Some of the lucky ones are brought to hospitals. Many have been abandoned and others have been neglected by their parents.

"In most cases, abuse happens within the family and the abuser is someone close to children."
Maria de Moura Marquez / Counselor, Brasilia Maternal Children Hospital

This mother and her two daughters were separated from their father. She says she's too poor and too depressed to raise her children. So, now a child welfare institution has stepped in to help them.

"I did not have any strength. I knew I had obligations for my kids but I could not do anything."
Gisele Pereira

Officials with UNICEF Brazil have launched a new initiative to protect children. They're using a mobile phone app to try and reach 60 million mobile users across the country.
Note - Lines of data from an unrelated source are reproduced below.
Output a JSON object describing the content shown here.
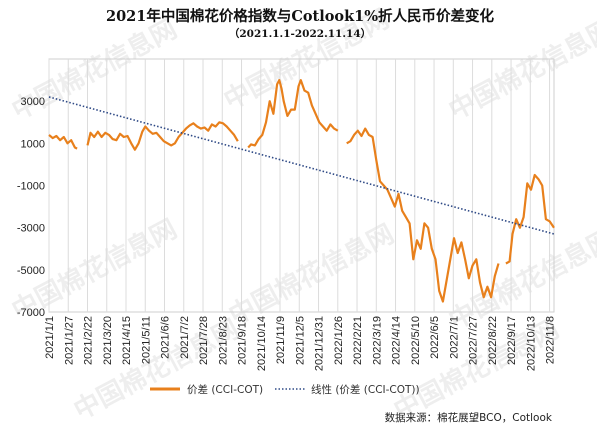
{
  "chart_data": {
    "type": "line",
    "title": "2021年中国棉花价格指数与Cotlook1%折人民币价差变化",
    "subtitle": "（2021.1.1-2022.11.14）",
    "x_range": [
      "2021-01-01",
      "2022-11-14"
    ],
    "ylim": [
      -7000,
      5000
    ],
    "yticks": [
      3000,
      1000,
      -1000,
      -3000,
      -5000,
      -7000
    ],
    "xtick_labels": [
      "2021/1/1",
      "2021/1/27",
      "2021/2/22",
      "2021/3/20",
      "2021/4/15",
      "2021/5/11",
      "2021/6/6",
      "2021/7/2",
      "2021/7/28",
      "2021/8/23",
      "2021/9/18",
      "2021/10/14",
      "2021/11/9",
      "2021/12/5",
      "2021/12/31",
      "2022/1/26",
      "2022/2/21",
      "2022/3/19",
      "2022/4/14",
      "2022/5/10",
      "2022/6/5",
      "2022/7/1",
      "2022/7/27",
      "2022/8/22",
      "2022/9/17",
      "2022/10/13",
      "2022/11/8"
    ],
    "grid": "vertical",
    "legend": "bottom",
    "series": [
      {
        "name": "价差 (CCI-COT)",
        "color": "#E8801C",
        "points": [
          [
            "2021-01-01",
            1400
          ],
          [
            "2021-01-06",
            1250
          ],
          [
            "2021-01-11",
            1350
          ],
          [
            "2021-01-16",
            1150
          ],
          [
            "2021-01-21",
            1300
          ],
          [
            "2021-01-26",
            1000
          ],
          [
            "2021-01-31",
            1150
          ],
          [
            "2021-02-05",
            800
          ],
          [
            "2021-02-08",
            750
          ],
          [
            "2021-02-22",
            900
          ],
          [
            "2021-02-26",
            1500
          ],
          [
            "2021-03-03",
            1300
          ],
          [
            "2021-03-08",
            1550
          ],
          [
            "2021-03-13",
            1300
          ],
          [
            "2021-03-18",
            1500
          ],
          [
            "2021-03-23",
            1400
          ],
          [
            "2021-03-28",
            1200
          ],
          [
            "2021-04-02",
            1150
          ],
          [
            "2021-04-07",
            1450
          ],
          [
            "2021-04-12",
            1300
          ],
          [
            "2021-04-17",
            1350
          ],
          [
            "2021-04-22",
            1000
          ],
          [
            "2021-04-27",
            700
          ],
          [
            "2021-05-02",
            1000
          ],
          [
            "2021-05-07",
            1550
          ],
          [
            "2021-05-11",
            1800
          ],
          [
            "2021-05-16",
            1600
          ],
          [
            "2021-05-21",
            1450
          ],
          [
            "2021-05-26",
            1500
          ],
          [
            "2021-05-31",
            1300
          ],
          [
            "2021-06-05",
            1100
          ],
          [
            "2021-06-10",
            1000
          ],
          [
            "2021-06-15",
            900
          ],
          [
            "2021-06-20",
            1000
          ],
          [
            "2021-06-25",
            1300
          ],
          [
            "2021-06-30",
            1500
          ],
          [
            "2021-07-05",
            1700
          ],
          [
            "2021-07-10",
            1850
          ],
          [
            "2021-07-15",
            1950
          ],
          [
            "2021-07-20",
            1800
          ],
          [
            "2021-07-25",
            1700
          ],
          [
            "2021-07-30",
            1750
          ],
          [
            "2021-08-04",
            1600
          ],
          [
            "2021-08-09",
            1900
          ],
          [
            "2021-08-14",
            1800
          ],
          [
            "2021-08-19",
            2000
          ],
          [
            "2021-08-24",
            1950
          ],
          [
            "2021-08-29",
            1800
          ],
          [
            "2021-09-03",
            1600
          ],
          [
            "2021-09-08",
            1400
          ],
          [
            "2021-09-13",
            1100
          ],
          [
            "2021-09-27",
            800
          ],
          [
            "2021-10-01",
            950
          ],
          [
            "2021-10-06",
            900
          ],
          [
            "2021-10-11",
            1200
          ],
          [
            "2021-10-16",
            1400
          ],
          [
            "2021-10-21",
            2000
          ],
          [
            "2021-10-26",
            3000
          ],
          [
            "2021-10-31",
            2400
          ],
          [
            "2021-11-05",
            3800
          ],
          [
            "2021-11-08",
            4000
          ],
          [
            "2021-11-11",
            3600
          ],
          [
            "2021-11-14",
            3000
          ],
          [
            "2021-11-19",
            2300
          ],
          [
            "2021-11-24",
            2600
          ],
          [
            "2021-11-29",
            2600
          ],
          [
            "2021-12-04",
            3700
          ],
          [
            "2021-12-07",
            4000
          ],
          [
            "2021-12-12",
            3500
          ],
          [
            "2021-12-17",
            3400
          ],
          [
            "2021-12-22",
            2800
          ],
          [
            "2021-12-27",
            2400
          ],
          [
            "2022-01-01",
            2000
          ],
          [
            "2022-01-06",
            1800
          ],
          [
            "2022-01-11",
            1600
          ],
          [
            "2022-01-16",
            1900
          ],
          [
            "2022-01-21",
            1700
          ],
          [
            "2022-01-26",
            1600
          ],
          [
            "2022-02-07",
            1000
          ],
          [
            "2022-02-12",
            1100
          ],
          [
            "2022-02-17",
            1400
          ],
          [
            "2022-02-22",
            1600
          ],
          [
            "2022-02-27",
            1350
          ],
          [
            "2022-03-04",
            1700
          ],
          [
            "2022-03-09",
            1400
          ],
          [
            "2022-03-14",
            1300
          ],
          [
            "2022-03-19",
            200
          ],
          [
            "2022-03-24",
            -800
          ],
          [
            "2022-03-29",
            -1000
          ],
          [
            "2022-04-03",
            -1200
          ],
          [
            "2022-04-08",
            -1600
          ],
          [
            "2022-04-13",
            -2000
          ],
          [
            "2022-04-18",
            -1400
          ],
          [
            "2022-04-23",
            -2200
          ],
          [
            "2022-04-28",
            -2500
          ],
          [
            "2022-05-03",
            -2800
          ],
          [
            "2022-05-08",
            -4500
          ],
          [
            "2022-05-13",
            -3600
          ],
          [
            "2022-05-18",
            -4000
          ],
          [
            "2022-05-23",
            -2800
          ],
          [
            "2022-05-28",
            -3000
          ],
          [
            "2022-06-02",
            -4000
          ],
          [
            "2022-06-07",
            -4500
          ],
          [
            "2022-06-12",
            -6000
          ],
          [
            "2022-06-17",
            -6500
          ],
          [
            "2022-06-22",
            -5500
          ],
          [
            "2022-06-27",
            -4500
          ],
          [
            "2022-07-02",
            -3500
          ],
          [
            "2022-07-07",
            -4200
          ],
          [
            "2022-07-12",
            -3700
          ],
          [
            "2022-07-17",
            -4500
          ],
          [
            "2022-07-22",
            -5400
          ],
          [
            "2022-07-27",
            -4800
          ],
          [
            "2022-08-01",
            -4500
          ],
          [
            "2022-08-06",
            -5600
          ],
          [
            "2022-08-11",
            -6300
          ],
          [
            "2022-08-16",
            -5800
          ],
          [
            "2022-08-21",
            -6300
          ],
          [
            "2022-08-26",
            -5300
          ],
          [
            "2022-08-31",
            -4700
          ],
          [
            "2022-09-10",
            -4700
          ],
          [
            "2022-09-15",
            -4600
          ],
          [
            "2022-09-19",
            -3300
          ],
          [
            "2022-09-24",
            -2600
          ],
          [
            "2022-09-29",
            -3000
          ],
          [
            "2022-10-04",
            -2500
          ],
          [
            "2022-10-09",
            -900
          ],
          [
            "2022-10-14",
            -1200
          ],
          [
            "2022-10-19",
            -500
          ],
          [
            "2022-10-24",
            -700
          ],
          [
            "2022-10-29",
            -1000
          ],
          [
            "2022-11-03",
            -2600
          ],
          [
            "2022-11-08",
            -2700
          ],
          [
            "2022-11-14",
            -3000
          ]
        ]
      },
      {
        "name": "线性 (价差 (CCI-COT))",
        "color": "#2F4A86",
        "points": [
          [
            "2021-01-01",
            3200
          ],
          [
            "2022-11-14",
            -3300
          ]
        ]
      }
    ],
    "source": "数据来源：棉花展望BCO，Cotlook",
    "watermark": "中国棉花信息网"
  }
}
To address the issue of child abuse, UNICEF and partners created this free app.

When people see a child in danger, the app helps users identify the type of abuse, such as child labor or discrimination and makes it simple for them to find the nearest child protection facility or to make a direct call.

"So far we have more than 3,000 calls to the child protection institutions in Brazil, so people took action during the campaign so we are proud of the results."
Estella Caparelli / UNICEF communications officer

They're also working with children in the many urban slums here. Many live in substandard housing and poor sanitary conditions.

"Now UNICEF is helping the children of this area with this kite."
Widad Franco

Kite-flying is popular with local children. UNICEF staff and children attach a digital camera onto a kite then fly it. They get a bird-eye view of the area.

They can then compose a map using the images they captured. They identify which areas need improvement.

And their findings are reported to local authorities. They've helped to turn an area once full of trash and debris into a playground.

"It's my legacy, that the community is better today, it's much cleaner!"
Bruno Silva / Project participant

"If we invite young people to use their energy and their ability to make changes they do and they wanna do and they want and need this kind of opportunity."
Luciana Phebo / UNICEF Field Office Chief

UNICEF officials are using innovative thinking in their latest push to help children grow up safer.